[CLOSED] MT: fix target endtoken; masking encoder context; add beam search

nyu-mll / jiant-v1-legacy

The jiant toolkit for general-purpose text understanding models

MIT License

21 stars 9 forks source link

[CLOSED] MT: fix target endtoken; masking encoder context; add beam search #184

Closed jeswan closed 4 years ago

jeswan commented 4 years ago

Issue by yukatherin Tuesday Jul 17, 2018 at 23:40 GMT Originally opened as https://github.com/nyu-mll/jiant/pull/184

I believe all comments on https://github.com/jsalt18-sentence-repl/jiant/pull/175 are addressed except validation/eval, which will do now. Will do bleu scoring tomorrow

Adds targ_fn which appends STARTTOKEN, ENDTOKEN to target sentence in load_tsv
We had adding the starttoken embedding in the forward stage (now we have a literal token in the target sentence) so removed this, and lined up input tokens [:-1] with target tokens [1:]
general careful cleanup around seq2seq_decoder.py
adds args.mt_attention which only affects MT/reddit runs
currently takes out dropout on the decoder (can put this back)

Tested beamsearch by overfitting to 3 sentences and generating them back.

Without attention:

With attention:

yukatherin included the following code: https://github.com/nyu-mll/jiant/pull/184/commits

jeswan commented 4 years ago

Comment by iftenney Wednesday Jul 18, 2018 at 02:24 GMT

Closing for now; please re-open when ready for review.

jeswan commented 4 years ago

Comment by yukatherin Wednesday Jul 18, 2018 at 02:33 GMT

@EdouardGrave It would be really good if you could review this - whenever you have time.

jeswan commented 4 years ago

Comment by sleepinyourhat Wednesday Jul 18, 2018 at 14:56 GMT

Does this fix the no-attention bug you'd mentioned on Slack yesterday, or is that a separate issue?

Also, reviewing now.

jeswan commented 4 years ago

Comment by sleepinyourhat Wednesday Jul 18, 2018 at 15:01 GMT

Also, is BLEU ready? I see code for it, but the comments on this thread suggest it isn't...

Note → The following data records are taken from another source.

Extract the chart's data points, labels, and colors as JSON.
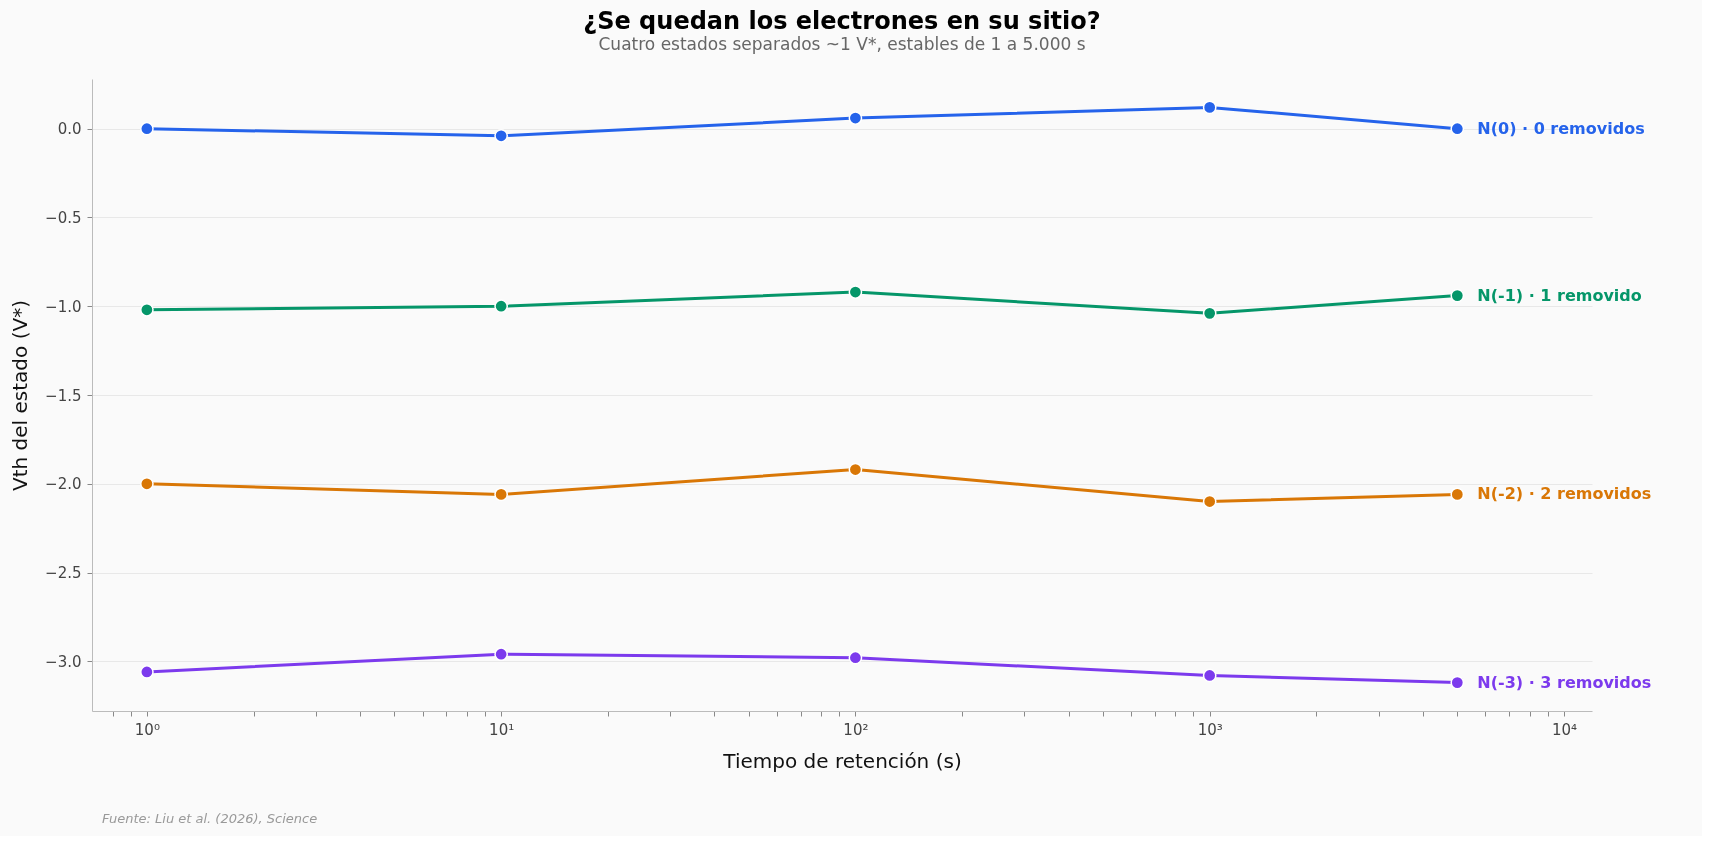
{
  "chart_data": {
    "type": "line",
    "title": "¿Se quedan los electrones en su sitio?",
    "subtitle": "Cuatro estados separados ~1 V*, estables de 1 a 5.000 s",
    "xlabel": "Tiempo de retención (s)",
    "ylabel": "Vth del estado (V*)",
    "annotations": [
      "Fuente: Liu et al. (2026), Science"
    ],
    "x": [
      1,
      10,
      100,
      1000,
      5000
    ],
    "series": [
      {
        "name": "N(0)  · 0 removidos",
        "color": "#2563eb",
        "values": [
          0.0,
          -0.04,
          0.06,
          0.12,
          0.0
        ]
      },
      {
        "name": "N(-1) · 1 removido",
        "color": "#059669",
        "values": [
          -1.02,
          -1.0,
          -0.92,
          -1.04,
          -0.94
        ]
      },
      {
        "name": "N(-2) · 2 removidos",
        "color": "#d97706",
        "values": [
          -2.0,
          -2.06,
          -1.92,
          -2.1,
          -2.06
        ]
      },
      {
        "name": "N(-3) · 3 removidos",
        "color": "#7c3aed",
        "values": [
          -3.06,
          -2.96,
          -2.98,
          -3.08,
          -3.12
        ]
      }
    ],
    "log": "x",
    "xlim": [
      0.7,
      12000
    ],
    "ylim": [
      -3.28,
      0.28
    ],
    "xticks": [
      {
        "value": 0.8,
        "label": null
      },
      {
        "value": 0.9,
        "label": null
      },
      {
        "value": 1,
        "label": "10⁰"
      },
      {
        "value": 2,
        "label": null
      },
      {
        "value": 3,
        "label": null
      },
      {
        "value": 4,
        "label": null
      },
      {
        "value": 5,
        "label": null
      },
      {
        "value": 6,
        "label": null
      },
      {
        "value": 7,
        "label": null
      },
      {
        "value": 8,
        "label": null
      },
      {
        "value": 9,
        "label": null
      },
      {
        "value": 10,
        "label": "10¹"
      },
      {
        "value": 20,
        "label": null
      },
      {
        "value": 30,
        "label": null
      },
      {
        "value": 40,
        "label": null
      },
      {
        "value": 50,
        "label": null
      },
      {
        "value": 60,
        "label": null
      },
      {
        "value": 70,
        "label": null
      },
      {
        "value": 80,
        "label": null
      },
      {
        "value": 90,
        "label": null
      },
      {
        "value": 100,
        "label": "10²"
      },
      {
        "value": 200,
        "label": null
      },
      {
        "value": 300,
        "label": null
      },
      {
        "value": 400,
        "label": null
      },
      {
        "value": 500,
        "label": null
      },
      {
        "value": 600,
        "label": null
      },
      {
        "value": 700,
        "label": null
      },
      {
        "value": 800,
        "label": null
      },
      {
        "value": 900,
        "label": null
      },
      {
        "value": 1000,
        "label": "10³"
      },
      {
        "value": 2000,
        "label": null
      },
      {
        "value": 3000,
        "label": null
      },
      {
        "value": 4000,
        "label": null
      },
      {
        "value": 5000,
        "label": null
      },
      {
        "value": 6000,
        "label": null
      },
      {
        "value": 7000,
        "label": null
      },
      {
        "value": 8000,
        "label": null
      },
      {
        "value": 9000,
        "label": null
      },
      {
        "value": 10000,
        "label": "10⁴"
      }
    ],
    "yticks": [
      {
        "value": -3.0,
        "label": "−3.0"
      },
      {
        "value": -2.5,
        "label": "−2.5"
      },
      {
        "value": -2.0,
        "label": "−2.0"
      },
      {
        "value": -1.5,
        "label": "−1.5"
      },
      {
        "value": -1.0,
        "label": "−1.0"
      },
      {
        "value": -0.5,
        "label": "−0.5"
      },
      {
        "value": 0.0,
        "label": "0.0"
      }
    ],
    "grid": "y",
    "legend": false,
    "marker": "circle",
    "line_style": "solid"
  }
}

jeswan commented 4 years ago

Comment by yukatherin Wednesday Jul 18, 2018 at 18:31 GMT

bleu scores in the python version look reasonably ok, but still need to write out predictions and match fairseq bleu scoring

jeswan commented 4 years ago

Comment by yukatherin Wednesday Jul 18, 2018 at 19:03 GMT

@sleepinyourhat At what point could we consider merging this? Should I get one run's learning curve with the python version of bleu scoring? I think @W4ngatang was waiting on it for the masking fix.

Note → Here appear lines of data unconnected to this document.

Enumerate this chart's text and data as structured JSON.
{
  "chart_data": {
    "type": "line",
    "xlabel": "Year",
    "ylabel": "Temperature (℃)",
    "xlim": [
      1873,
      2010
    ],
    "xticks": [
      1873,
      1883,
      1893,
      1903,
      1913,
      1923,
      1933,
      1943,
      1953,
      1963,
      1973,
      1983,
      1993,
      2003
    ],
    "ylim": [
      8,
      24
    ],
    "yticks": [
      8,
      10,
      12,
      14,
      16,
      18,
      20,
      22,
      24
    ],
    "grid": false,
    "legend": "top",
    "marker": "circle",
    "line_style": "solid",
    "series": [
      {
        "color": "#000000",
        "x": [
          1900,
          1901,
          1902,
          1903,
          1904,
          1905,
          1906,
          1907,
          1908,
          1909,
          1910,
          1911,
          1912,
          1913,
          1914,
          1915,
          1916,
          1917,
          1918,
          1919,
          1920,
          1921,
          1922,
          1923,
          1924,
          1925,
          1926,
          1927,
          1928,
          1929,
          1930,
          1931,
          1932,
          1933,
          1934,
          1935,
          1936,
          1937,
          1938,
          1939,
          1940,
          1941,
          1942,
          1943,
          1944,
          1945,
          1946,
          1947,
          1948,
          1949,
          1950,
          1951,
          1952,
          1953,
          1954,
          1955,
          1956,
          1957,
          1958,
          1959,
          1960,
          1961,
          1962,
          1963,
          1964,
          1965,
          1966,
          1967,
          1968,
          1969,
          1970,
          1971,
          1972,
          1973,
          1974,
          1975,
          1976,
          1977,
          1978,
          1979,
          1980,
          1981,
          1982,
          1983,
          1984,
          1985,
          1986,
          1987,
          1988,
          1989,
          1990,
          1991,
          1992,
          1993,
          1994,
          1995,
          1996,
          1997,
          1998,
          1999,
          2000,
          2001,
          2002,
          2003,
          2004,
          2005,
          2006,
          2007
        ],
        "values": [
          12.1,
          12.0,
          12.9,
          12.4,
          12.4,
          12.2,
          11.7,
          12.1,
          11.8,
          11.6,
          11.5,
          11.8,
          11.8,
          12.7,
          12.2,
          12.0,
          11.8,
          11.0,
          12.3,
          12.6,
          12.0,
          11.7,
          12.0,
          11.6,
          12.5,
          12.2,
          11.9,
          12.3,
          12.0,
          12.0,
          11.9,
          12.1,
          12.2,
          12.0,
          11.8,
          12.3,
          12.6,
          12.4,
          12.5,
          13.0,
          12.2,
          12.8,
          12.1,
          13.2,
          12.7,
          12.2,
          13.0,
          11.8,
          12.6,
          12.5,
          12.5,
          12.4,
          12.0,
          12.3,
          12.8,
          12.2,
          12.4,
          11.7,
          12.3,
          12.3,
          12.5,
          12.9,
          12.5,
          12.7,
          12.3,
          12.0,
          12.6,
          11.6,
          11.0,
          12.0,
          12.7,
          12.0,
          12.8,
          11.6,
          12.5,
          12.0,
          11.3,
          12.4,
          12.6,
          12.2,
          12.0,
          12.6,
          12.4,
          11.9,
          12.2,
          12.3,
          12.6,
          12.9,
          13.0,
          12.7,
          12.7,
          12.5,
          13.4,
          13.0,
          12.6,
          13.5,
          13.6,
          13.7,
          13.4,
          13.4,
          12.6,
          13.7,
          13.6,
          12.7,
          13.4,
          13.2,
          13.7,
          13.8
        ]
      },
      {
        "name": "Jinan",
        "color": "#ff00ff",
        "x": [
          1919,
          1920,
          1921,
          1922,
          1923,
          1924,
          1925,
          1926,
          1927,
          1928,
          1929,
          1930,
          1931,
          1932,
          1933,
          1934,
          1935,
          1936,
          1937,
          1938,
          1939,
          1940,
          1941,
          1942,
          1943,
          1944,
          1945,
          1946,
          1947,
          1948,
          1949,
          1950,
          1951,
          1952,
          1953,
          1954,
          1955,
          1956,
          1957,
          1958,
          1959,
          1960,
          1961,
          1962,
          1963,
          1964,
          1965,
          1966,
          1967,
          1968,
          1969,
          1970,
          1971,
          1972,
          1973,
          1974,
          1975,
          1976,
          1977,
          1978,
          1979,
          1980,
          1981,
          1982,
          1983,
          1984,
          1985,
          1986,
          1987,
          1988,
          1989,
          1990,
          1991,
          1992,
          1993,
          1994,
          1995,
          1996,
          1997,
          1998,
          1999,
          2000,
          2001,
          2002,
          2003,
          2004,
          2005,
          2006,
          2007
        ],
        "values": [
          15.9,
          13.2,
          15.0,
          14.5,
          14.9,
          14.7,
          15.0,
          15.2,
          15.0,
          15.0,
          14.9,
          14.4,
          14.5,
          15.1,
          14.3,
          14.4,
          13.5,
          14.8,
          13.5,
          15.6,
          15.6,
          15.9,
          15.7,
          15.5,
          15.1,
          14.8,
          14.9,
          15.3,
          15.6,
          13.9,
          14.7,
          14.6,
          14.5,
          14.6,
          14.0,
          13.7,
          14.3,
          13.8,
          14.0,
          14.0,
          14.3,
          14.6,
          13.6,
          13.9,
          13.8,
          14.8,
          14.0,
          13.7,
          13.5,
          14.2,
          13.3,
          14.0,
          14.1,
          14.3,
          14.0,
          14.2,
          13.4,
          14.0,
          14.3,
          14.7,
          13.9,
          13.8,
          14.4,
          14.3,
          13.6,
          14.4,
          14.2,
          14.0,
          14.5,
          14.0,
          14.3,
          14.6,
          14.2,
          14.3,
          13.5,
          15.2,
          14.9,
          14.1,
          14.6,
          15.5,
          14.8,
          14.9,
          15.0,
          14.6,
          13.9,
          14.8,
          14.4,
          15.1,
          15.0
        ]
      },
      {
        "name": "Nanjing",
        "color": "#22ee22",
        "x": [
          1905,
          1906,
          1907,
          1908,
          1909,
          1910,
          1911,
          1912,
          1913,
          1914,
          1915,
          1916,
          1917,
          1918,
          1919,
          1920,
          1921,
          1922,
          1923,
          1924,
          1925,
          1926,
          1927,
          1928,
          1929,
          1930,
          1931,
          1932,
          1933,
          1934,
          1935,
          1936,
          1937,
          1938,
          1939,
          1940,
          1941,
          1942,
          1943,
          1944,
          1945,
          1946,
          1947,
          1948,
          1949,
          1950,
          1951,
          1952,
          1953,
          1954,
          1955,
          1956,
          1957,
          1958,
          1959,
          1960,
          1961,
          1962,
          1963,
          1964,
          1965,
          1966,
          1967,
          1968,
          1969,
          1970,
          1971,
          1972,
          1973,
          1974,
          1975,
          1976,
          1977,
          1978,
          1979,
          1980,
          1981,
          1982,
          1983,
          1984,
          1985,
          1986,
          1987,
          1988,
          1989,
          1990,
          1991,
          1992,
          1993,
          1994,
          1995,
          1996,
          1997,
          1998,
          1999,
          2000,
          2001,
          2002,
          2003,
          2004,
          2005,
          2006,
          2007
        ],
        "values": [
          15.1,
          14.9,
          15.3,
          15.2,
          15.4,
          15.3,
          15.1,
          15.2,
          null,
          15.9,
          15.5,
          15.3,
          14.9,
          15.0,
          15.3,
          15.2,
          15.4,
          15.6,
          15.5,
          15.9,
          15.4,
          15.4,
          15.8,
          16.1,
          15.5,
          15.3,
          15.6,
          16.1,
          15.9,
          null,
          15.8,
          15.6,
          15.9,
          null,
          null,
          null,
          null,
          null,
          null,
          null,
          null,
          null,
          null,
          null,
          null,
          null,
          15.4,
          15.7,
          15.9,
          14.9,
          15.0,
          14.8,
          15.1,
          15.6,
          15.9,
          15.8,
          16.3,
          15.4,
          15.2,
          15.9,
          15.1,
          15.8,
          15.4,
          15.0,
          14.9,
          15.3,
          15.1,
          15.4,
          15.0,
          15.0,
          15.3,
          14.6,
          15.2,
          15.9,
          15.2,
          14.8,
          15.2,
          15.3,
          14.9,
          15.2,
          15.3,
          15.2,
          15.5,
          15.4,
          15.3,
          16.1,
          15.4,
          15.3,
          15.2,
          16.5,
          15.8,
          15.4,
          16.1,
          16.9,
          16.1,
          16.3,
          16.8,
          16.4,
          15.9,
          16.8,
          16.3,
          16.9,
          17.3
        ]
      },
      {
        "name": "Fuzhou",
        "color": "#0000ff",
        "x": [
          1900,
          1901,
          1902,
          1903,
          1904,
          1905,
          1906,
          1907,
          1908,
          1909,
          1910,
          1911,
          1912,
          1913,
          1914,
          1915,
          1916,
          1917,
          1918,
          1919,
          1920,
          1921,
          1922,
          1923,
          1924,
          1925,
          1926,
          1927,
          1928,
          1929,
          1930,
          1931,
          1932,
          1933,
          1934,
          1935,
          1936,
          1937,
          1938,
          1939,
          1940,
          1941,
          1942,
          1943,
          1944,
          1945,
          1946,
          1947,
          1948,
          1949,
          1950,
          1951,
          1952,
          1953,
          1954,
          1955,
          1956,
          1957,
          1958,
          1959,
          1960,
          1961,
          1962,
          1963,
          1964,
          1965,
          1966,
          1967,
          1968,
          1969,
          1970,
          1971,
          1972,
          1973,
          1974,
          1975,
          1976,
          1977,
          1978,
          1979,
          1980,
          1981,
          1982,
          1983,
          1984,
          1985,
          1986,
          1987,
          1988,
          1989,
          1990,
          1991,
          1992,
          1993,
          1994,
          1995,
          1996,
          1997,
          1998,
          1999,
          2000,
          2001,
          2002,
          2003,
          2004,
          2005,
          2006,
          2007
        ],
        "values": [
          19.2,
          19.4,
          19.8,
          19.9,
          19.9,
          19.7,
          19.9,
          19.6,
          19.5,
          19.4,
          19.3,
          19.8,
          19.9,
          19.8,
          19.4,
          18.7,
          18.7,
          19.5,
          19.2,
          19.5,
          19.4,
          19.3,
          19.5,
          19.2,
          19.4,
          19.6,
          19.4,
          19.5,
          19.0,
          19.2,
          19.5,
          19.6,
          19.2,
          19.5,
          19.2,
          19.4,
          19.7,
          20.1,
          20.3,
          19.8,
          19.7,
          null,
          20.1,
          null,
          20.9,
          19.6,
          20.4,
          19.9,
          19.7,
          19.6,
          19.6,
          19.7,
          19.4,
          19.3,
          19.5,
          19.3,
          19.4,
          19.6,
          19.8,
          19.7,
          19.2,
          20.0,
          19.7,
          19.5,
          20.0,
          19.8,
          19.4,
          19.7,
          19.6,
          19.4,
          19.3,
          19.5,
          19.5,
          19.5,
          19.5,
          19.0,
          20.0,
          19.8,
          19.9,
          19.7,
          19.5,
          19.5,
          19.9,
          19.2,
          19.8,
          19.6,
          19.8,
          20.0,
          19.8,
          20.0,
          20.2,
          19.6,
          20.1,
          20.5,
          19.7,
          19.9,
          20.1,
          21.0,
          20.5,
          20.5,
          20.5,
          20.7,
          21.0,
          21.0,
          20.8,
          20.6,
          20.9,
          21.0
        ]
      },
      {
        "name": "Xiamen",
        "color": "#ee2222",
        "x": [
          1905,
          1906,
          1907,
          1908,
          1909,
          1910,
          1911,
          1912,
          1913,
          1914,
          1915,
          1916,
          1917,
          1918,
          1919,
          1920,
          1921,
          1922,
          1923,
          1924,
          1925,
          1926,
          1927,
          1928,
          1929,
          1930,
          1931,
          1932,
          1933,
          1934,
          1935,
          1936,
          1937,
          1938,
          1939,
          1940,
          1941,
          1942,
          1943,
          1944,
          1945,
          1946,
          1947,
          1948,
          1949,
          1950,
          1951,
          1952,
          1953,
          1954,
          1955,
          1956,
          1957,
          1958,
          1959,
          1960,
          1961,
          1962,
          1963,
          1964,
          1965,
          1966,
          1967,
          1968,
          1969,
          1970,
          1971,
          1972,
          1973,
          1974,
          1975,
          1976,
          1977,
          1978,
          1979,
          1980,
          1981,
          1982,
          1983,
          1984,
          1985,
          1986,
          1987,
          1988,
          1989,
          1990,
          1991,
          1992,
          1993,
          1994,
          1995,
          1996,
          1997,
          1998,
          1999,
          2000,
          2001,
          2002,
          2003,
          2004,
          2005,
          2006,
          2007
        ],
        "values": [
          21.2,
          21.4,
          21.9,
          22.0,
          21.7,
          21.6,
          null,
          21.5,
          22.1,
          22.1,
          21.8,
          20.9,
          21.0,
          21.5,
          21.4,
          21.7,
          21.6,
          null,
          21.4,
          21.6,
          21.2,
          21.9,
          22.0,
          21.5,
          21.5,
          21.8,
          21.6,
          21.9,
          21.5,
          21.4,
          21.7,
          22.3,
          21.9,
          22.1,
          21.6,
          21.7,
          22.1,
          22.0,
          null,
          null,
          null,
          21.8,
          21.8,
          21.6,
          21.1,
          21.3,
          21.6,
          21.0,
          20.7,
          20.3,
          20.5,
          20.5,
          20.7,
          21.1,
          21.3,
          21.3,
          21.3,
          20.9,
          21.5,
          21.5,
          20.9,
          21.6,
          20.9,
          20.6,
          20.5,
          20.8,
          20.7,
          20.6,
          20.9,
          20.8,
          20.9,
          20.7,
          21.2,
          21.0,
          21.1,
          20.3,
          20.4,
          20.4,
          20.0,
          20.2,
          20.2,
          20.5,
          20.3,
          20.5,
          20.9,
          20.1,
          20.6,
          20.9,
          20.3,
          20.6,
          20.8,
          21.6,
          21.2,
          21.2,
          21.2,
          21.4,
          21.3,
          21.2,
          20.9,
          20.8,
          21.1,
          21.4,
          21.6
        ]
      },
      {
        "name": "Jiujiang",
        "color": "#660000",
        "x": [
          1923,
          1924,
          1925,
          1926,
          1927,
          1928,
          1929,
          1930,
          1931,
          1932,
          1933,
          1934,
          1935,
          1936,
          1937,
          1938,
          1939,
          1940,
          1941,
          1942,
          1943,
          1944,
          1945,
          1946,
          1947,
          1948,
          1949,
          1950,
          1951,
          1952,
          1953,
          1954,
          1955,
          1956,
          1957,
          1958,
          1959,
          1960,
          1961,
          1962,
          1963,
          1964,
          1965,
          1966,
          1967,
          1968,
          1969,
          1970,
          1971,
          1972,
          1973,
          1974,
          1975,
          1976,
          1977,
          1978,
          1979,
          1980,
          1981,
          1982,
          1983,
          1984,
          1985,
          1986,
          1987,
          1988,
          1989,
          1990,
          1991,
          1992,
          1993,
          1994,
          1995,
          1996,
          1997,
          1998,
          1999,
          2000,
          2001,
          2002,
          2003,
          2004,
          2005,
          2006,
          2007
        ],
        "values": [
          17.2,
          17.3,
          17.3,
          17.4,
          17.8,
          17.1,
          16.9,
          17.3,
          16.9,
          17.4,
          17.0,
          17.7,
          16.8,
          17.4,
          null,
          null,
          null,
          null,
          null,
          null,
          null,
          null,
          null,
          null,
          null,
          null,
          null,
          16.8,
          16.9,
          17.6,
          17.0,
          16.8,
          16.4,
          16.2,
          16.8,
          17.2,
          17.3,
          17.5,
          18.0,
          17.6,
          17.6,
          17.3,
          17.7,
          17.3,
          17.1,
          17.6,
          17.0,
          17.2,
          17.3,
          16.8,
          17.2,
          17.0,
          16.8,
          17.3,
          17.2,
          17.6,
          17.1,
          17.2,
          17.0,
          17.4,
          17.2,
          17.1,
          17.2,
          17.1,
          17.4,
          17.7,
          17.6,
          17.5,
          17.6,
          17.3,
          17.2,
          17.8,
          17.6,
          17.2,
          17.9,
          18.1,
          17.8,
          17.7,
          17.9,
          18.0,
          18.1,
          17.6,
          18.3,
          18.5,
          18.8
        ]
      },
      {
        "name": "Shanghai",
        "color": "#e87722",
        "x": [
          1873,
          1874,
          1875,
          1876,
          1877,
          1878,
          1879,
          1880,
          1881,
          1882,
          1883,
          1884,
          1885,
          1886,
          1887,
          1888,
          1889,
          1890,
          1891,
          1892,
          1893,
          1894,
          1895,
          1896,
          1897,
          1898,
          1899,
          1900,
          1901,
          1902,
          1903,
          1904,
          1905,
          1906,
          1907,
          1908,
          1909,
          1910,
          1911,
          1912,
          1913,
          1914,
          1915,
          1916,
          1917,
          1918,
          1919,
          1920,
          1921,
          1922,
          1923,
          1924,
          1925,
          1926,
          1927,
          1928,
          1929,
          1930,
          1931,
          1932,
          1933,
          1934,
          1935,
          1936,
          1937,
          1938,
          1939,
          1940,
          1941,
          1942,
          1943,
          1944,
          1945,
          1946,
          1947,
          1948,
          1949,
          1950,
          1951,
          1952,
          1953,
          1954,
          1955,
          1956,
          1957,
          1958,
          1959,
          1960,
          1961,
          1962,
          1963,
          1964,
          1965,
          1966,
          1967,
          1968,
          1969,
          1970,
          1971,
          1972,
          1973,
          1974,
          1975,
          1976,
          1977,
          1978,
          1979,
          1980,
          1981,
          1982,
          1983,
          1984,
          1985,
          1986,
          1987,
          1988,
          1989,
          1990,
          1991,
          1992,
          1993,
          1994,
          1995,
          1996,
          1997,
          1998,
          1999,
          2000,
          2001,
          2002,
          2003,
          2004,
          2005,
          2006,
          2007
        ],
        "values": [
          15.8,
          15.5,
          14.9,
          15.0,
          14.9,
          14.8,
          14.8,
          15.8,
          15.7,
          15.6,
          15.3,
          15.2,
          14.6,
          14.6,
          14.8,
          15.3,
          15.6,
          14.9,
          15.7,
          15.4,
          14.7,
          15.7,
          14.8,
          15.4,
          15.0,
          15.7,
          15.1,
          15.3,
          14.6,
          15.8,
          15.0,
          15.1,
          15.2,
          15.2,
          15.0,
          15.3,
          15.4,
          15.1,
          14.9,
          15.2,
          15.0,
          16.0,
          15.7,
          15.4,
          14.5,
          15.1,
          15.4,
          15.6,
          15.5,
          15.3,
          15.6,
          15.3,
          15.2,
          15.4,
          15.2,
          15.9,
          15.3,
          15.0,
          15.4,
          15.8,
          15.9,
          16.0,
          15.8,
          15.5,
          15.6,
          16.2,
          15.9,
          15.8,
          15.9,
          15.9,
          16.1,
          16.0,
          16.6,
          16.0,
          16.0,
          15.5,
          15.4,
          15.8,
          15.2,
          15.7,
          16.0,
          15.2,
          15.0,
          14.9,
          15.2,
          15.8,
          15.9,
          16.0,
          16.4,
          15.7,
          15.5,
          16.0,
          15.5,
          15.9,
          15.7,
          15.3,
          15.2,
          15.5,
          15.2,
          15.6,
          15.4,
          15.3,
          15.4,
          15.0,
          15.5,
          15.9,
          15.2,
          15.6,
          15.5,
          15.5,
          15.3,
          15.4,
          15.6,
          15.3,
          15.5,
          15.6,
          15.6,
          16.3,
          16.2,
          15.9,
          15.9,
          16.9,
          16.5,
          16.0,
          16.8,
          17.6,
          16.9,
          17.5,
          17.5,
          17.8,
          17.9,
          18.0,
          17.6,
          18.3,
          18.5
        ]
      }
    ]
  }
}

jeswan commented 4 years ago

Comment by sleepinyourhat Wednesday Jul 18, 2018 at 19:34 GMT

I'm waiting for confirmation of what this is supposed to do before I give it a final review. See the questions above about BLEU and the bug.

jeswan commented 4 years ago

Comment by yukatherin Wednesday Jul 18, 2018 at 19:48 GMT

Yes, the main points are:

Fix masking in passing encoder context
Add actual end token
Add beam search (which has been about 80-90% validated based on the 3 sentences test)
Add preliminary python version of bleu scoring [we could turn this off so we could land the first two changes]

I started a real run: python main.py --config config/defaults.conf --overrides "exp_name = test-wmt, train_tasks = wmt14_en_de, eval_tasks = wmt14_en_de, run_name = test-wmt1-noelmo, elmo = 1, elmo_chars_only = 1, dropout = 0.2, lr = 0.003, val_interval = 10000, max_vals = 50, batch_size = 24, max_word_v_size = 30000, max_seq_len=20, mt_attention=none"

and the bleu scores are a bit suspiciously high after 10k batches - have not compared the different versions carefully. Will do that and evaluate using the other version as well

jeswan commented 4 years ago

Comment by sleepinyourhat Wednesday Jul 18, 2018 at 20:00 GMT

Cool. Either mark BLEU as experimental (with lots of warnings) or remove it. Then test on demo.conf. If everything works then, let me know, and I can merge.

jeswan commented 4 years ago

Comment by yukatherin Wednesday Jul 18, 2018 at 20:45 GMT

@sleepinyourhat Yes, I printed one warning in bleu_scoring.py and tested on demo.conf. I think it's ready.